Brincadeiras de lado, Cristina não participou do comício pós-eleição, oficialmente devido à orientação médica, já que ela passou por uma cirurgia recentemente. Fernández não vai precisar apenas dialogar com a oposição, mas melhorar a articulação política dentro de seu próprio governo. Além desses dois problemas, é necessário explicar os motivos da enorme derrota governista argentina.

Fotos da festa

São dois, um ligado ao outro. Um é o impacto da pandemia na sociedade e na economia argentinas. O governo adotou medidas rígidas de contenção e de confinamento que, embora tenham gerado bons resultados em um primeiro momento, desgastaram a população e não tinham como ser mantidas em longo prazo, por razões econômicas. Para usar uma expressão corriqueira, a Argentina “queimou a largada”.

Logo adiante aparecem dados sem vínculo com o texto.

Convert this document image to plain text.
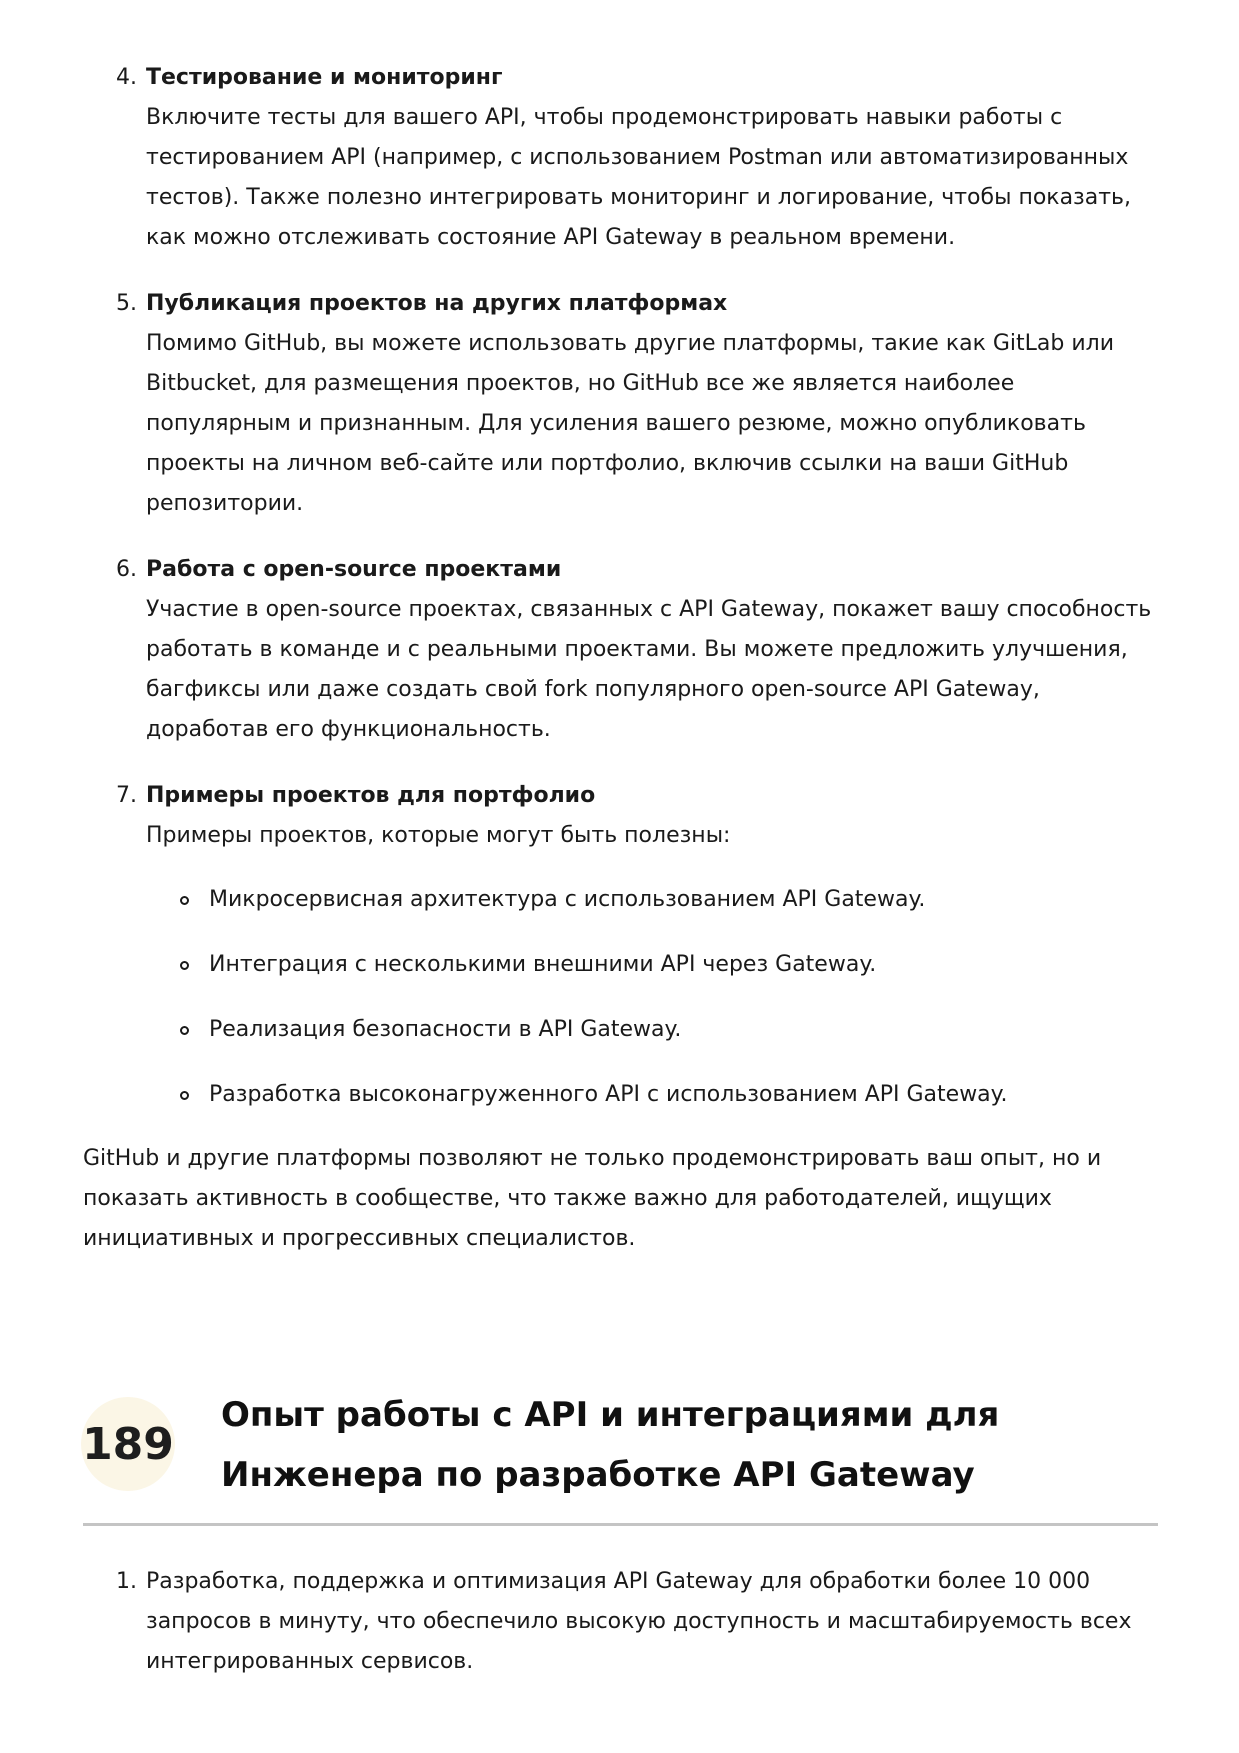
4. Тестирование и мониторинг
Включите тесты для вашего API, чтобы продемонстрировать навыки работы с тестированием API (например, с использованием Postman или автоматизированных тестов). Также полезно интегрировать мониторинг и логирование, чтобы показать, как можно отслеживать состояние API Gateway в реальном времени.
5. Публикация проектов на других платформах
Помимо GitHub, вы можете использовать другие платформы, такие как GitLab или Bitbucket, для размещения проектов, но GitHub все же является наиболее популярным и признанным. Для усиления вашего резюме, можно опубликовать проекты на личном веб-сайте или портфолио, включив ссылки на ваши GitHub репозитории.
6. Работа с open-source проектами
Участие в open-source проектах, связанных с API Gateway, покажет вашу способность работать в команде и с реальными проектами. Вы можете предложить улучшения, багфиксы или даже создать свой fork популярного open-source API Gateway, доработав его функциональность.
7. Примеры проектов для портфолио
Примеры проектов, которые могут быть полезны:
Микросервисная архитектура с использованием API Gateway.
Интеграция с несколькими внешними API через Gateway.
Реализация безопасности в API Gateway.
Разработка высоконагруженного API с использованием API Gateway.
GitHub и другие платформы позволяют не только продемонстрировать ваш опыт, но и показать активность в сообществе, что также важно для работодателей, ищущих инициативных и прогрессивных специалистов.
189
Опыт работы с API и интеграциями для Инженера по разработке API Gateway
1. Разработка, поддержка и оптимизация API Gateway для обработки более 10 000 запросов в минуту, что обеспечило высокую доступность и масштабируемость всех интегрированных сервисов.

Isso foi abordado numa coluna aqui no nosso espaço em outubro de 2020. Destaco um trecho: “Temos aqui o que talvez seja o principal problema da abordagem argentina, ter realizado uma abertura do confinamento sem testar de maneira suficiente, sem saber direito onde estava pisando. E, pensando no confinamento precoce, não ter conseguido aproveitar o tempo de antecedência para se preparar de maneira suficiente.”

Caso o leitor deseje algo mais aprofundado sobre o confinamento na Argentina, sugiro que revisite a coluna. O outro fator que pesou na eleição ocorreu em agosto de 2021, quando foram publicadas fotos de um evento ocorrido em 14 de julho de 2020 na residência presidencial de Olivos. Na ocasião, era celebrado o aniversário da primeira-dama, Fabiola Yáñez, com vários convidados que não utilizavam máscara de proteção.

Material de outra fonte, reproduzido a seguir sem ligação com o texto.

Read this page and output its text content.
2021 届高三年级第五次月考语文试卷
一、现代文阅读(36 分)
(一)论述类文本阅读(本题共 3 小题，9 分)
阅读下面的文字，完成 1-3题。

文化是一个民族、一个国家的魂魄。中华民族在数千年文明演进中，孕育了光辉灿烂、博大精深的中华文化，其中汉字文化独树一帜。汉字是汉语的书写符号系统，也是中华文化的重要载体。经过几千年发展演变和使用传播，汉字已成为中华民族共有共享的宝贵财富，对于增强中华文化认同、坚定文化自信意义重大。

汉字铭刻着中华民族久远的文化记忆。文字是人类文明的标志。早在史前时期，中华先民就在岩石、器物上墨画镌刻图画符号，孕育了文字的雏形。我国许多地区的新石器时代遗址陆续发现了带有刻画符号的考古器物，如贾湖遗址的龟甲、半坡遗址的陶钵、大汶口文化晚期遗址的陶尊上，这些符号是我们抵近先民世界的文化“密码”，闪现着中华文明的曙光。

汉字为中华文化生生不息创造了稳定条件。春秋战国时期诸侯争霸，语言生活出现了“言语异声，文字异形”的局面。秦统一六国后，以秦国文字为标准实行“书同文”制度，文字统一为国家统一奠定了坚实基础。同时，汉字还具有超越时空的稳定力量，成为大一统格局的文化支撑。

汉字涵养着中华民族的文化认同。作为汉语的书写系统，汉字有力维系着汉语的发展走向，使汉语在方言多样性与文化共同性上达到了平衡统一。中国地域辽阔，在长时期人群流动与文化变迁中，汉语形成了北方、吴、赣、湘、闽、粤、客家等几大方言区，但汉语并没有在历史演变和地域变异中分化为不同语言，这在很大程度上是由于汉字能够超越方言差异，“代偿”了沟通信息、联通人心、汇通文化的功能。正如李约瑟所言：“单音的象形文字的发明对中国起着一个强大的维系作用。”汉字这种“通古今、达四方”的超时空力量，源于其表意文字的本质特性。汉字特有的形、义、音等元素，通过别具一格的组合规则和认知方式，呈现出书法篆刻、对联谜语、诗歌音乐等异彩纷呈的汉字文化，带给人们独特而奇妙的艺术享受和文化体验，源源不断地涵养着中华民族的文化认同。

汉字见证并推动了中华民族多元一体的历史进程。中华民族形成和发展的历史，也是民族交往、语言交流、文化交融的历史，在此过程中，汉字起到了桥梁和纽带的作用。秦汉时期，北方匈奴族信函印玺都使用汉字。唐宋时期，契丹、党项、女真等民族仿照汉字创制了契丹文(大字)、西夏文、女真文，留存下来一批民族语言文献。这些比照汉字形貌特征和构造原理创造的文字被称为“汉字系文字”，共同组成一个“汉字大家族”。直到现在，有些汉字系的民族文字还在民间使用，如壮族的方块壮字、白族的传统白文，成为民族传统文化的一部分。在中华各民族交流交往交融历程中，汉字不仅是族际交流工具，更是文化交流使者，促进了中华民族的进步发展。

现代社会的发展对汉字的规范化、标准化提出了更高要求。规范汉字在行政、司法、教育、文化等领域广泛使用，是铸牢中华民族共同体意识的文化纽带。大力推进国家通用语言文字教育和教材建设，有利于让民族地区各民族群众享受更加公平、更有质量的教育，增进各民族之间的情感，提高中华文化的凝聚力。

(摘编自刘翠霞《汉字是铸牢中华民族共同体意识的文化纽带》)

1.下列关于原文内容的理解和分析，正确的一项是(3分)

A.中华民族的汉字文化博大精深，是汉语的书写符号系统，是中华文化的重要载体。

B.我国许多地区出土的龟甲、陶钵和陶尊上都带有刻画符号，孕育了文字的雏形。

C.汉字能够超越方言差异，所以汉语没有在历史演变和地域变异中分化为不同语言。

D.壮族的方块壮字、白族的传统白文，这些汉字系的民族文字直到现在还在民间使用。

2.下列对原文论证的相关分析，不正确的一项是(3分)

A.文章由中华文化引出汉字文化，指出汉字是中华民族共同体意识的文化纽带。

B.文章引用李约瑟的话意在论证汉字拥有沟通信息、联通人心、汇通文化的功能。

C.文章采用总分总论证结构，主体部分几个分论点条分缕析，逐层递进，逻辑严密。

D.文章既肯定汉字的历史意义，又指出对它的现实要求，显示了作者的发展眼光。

O presidente pediu desculpas e lamentou, mas o estrago da hipocrisia explícita estava feito. Enquanto a população precisava lidar com diversas medidas de restrição sanitárias, o próprio presidente, que deveria ser o exemplo, as violava. Aglomeração, festinha, convidados sem máscara sorridentes nas fotos. Pegou muito mal, para ser gentil. Houve até ameaça de pedido de impeachment.

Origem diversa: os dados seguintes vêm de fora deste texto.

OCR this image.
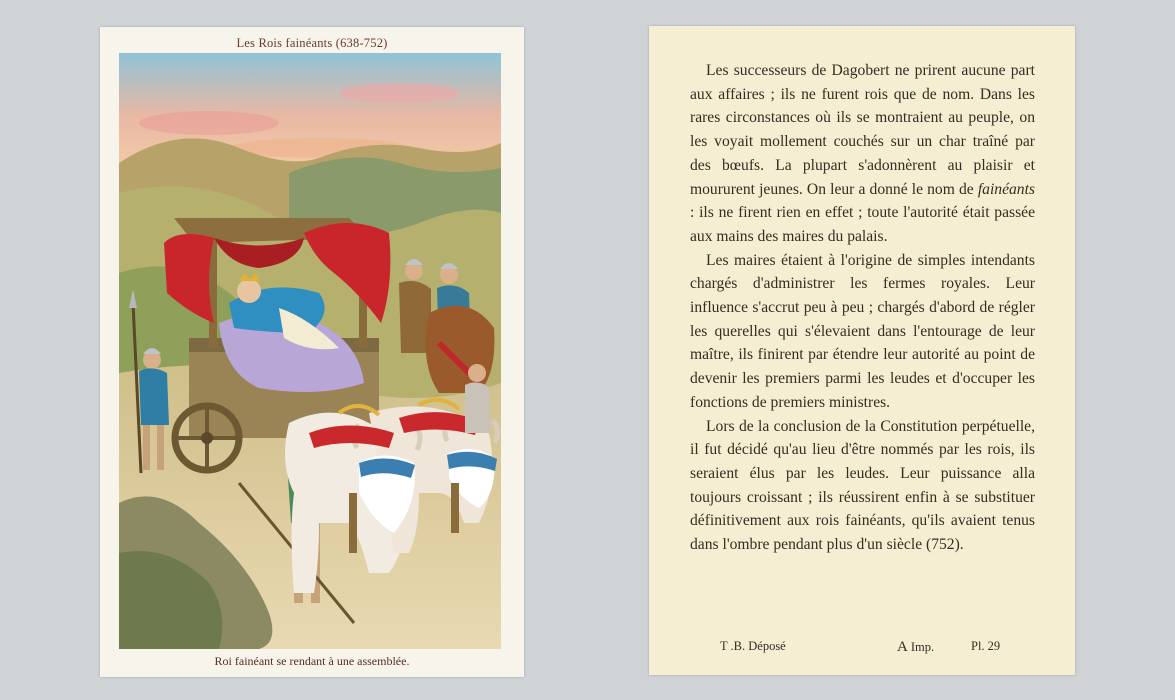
Les Rois fainéants (638-752)
Roi fainéant se rendant à une assemblée.

Les successeurs de Dagobert ne prirent aucune part aux affaires ; ils ne furent rois que de nom. Dans les rares circonstances où ils se montraient au peuple, on les voyait mollement couchés sur un char traîné par des bœufs. La plupart s'adonnèrent au plaisir et moururent jeunes. On leur a donné le nom de fainéants : ils ne firent rien en effet ; toute l'autorité était passée aux mains des maires du palais.

Les maires étaient à l'origine de simples intendants chargés d'administrer les fermes royales. Leur influence s'accrut peu à peu ; chargés d'abord de régler les querelles qui s'élevaient dans l'entourage de leur maître, ils finirent par étendre leur autorité au point de devenir les premiers parmi les leudes et d'occuper les fonctions de premiers ministres.

Lors de la conclusion de la Constitution perpétuelle, il fut décidé qu'au lieu d'être nommés par les rois, ils seraient élus par les leudes. Leur puissance alla toujours croissant ; ils réussirent enfin à se substituer définitivement aux rois fainéants, qu'ils avaient tenus dans l'ombre pendant plus d'un siècle (752).

T .B. Déposé	A Imp.	Pl. 29
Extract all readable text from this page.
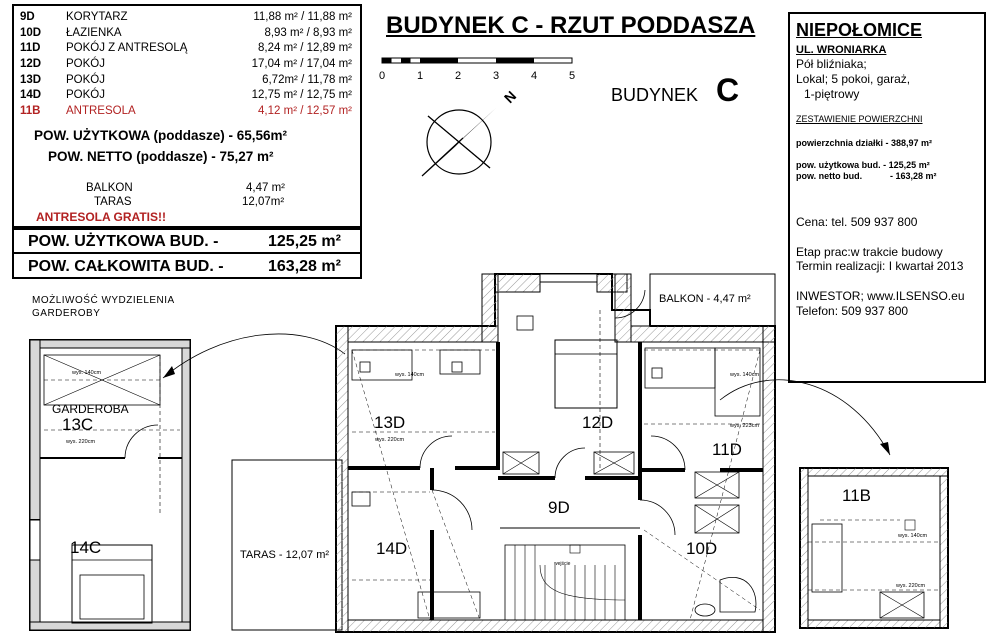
9D	KORYTARZ	11,88 m² / 11,88 m²
10D ŁAZIENKA	8,93 m² / 8,93 m²
11D POKÓJ Z ANTRESOLĄ	8,24 m² / 12,89 m²
12D POKÓJ	17,04 m² / 17,04 m²
13D POKÓJ	6,72m² / 11,78 m²
14D POKÓJ	12,75 m² / 12,75 m²
11B ANTRESOLA	4,12 m² / 12,57 m²
POW. UŻYTKOWA (poddasze) - 65,56m²
POW. NETTO (poddasze) - 75,27 m²
BALKON	4,47 m²
TARAS	12,07m²
ANTRESOLA GRATIS!!
POW. UŻYTKOWA BUD. -	125,25 m²
POW. CAŁKOWITA BUD. -	163,28 m²
BUDYNEK C - RZUT PODDASZA NIEPOŁOMICE
UL. WRONIARKA
Pół bliźniaka;
Lokal; 5 pokoi, garaż,
1-piętrowy
ZESTAWIENIE POWIERZCHNI
powierzchnia działki - 388,97 m²
pow. użytkowa bud. - 125,25 m²
pow. netto bud.	- 163,28 m²
Cena: tel. 509 937 800
Etap prac:w trakcie budowy
Termin realizacji: I kwartał 2013
INWESTOR; www.ILSENSO.eu
Telefon: 509 937 800
0	1	2	3	4	5
BUDYNEK C
N
MOŻLIWOŚĆ WYDZIELENIA
GARDEROBY
wys. 140cm
wys. 220cm
GARDEROBA
13C
14C	TARAS - 12,07 m²
BALKON - 4,47 m²
wys. 140cm
wys. 220cm
wys. 140cm
wys. 223cm
wejście
13D	12D
11D
9D
14D	10D
wys. 140cm
wys. 220cm
11B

Finalmente, resta saber quanto tempo vai durar a lua de mel da oposição, que saiu maior do que entrou nessas eleições. Macri e Larreta, com Patricia Bullrich correndo por fora, precisam fazer algum acordo sobre quem será o candidato presidencial em 2023, com o risco de caírem em uma disputa fratricida no meio do caminho. Até lá, ao vencedor as batatas, e também o Fernet con coca.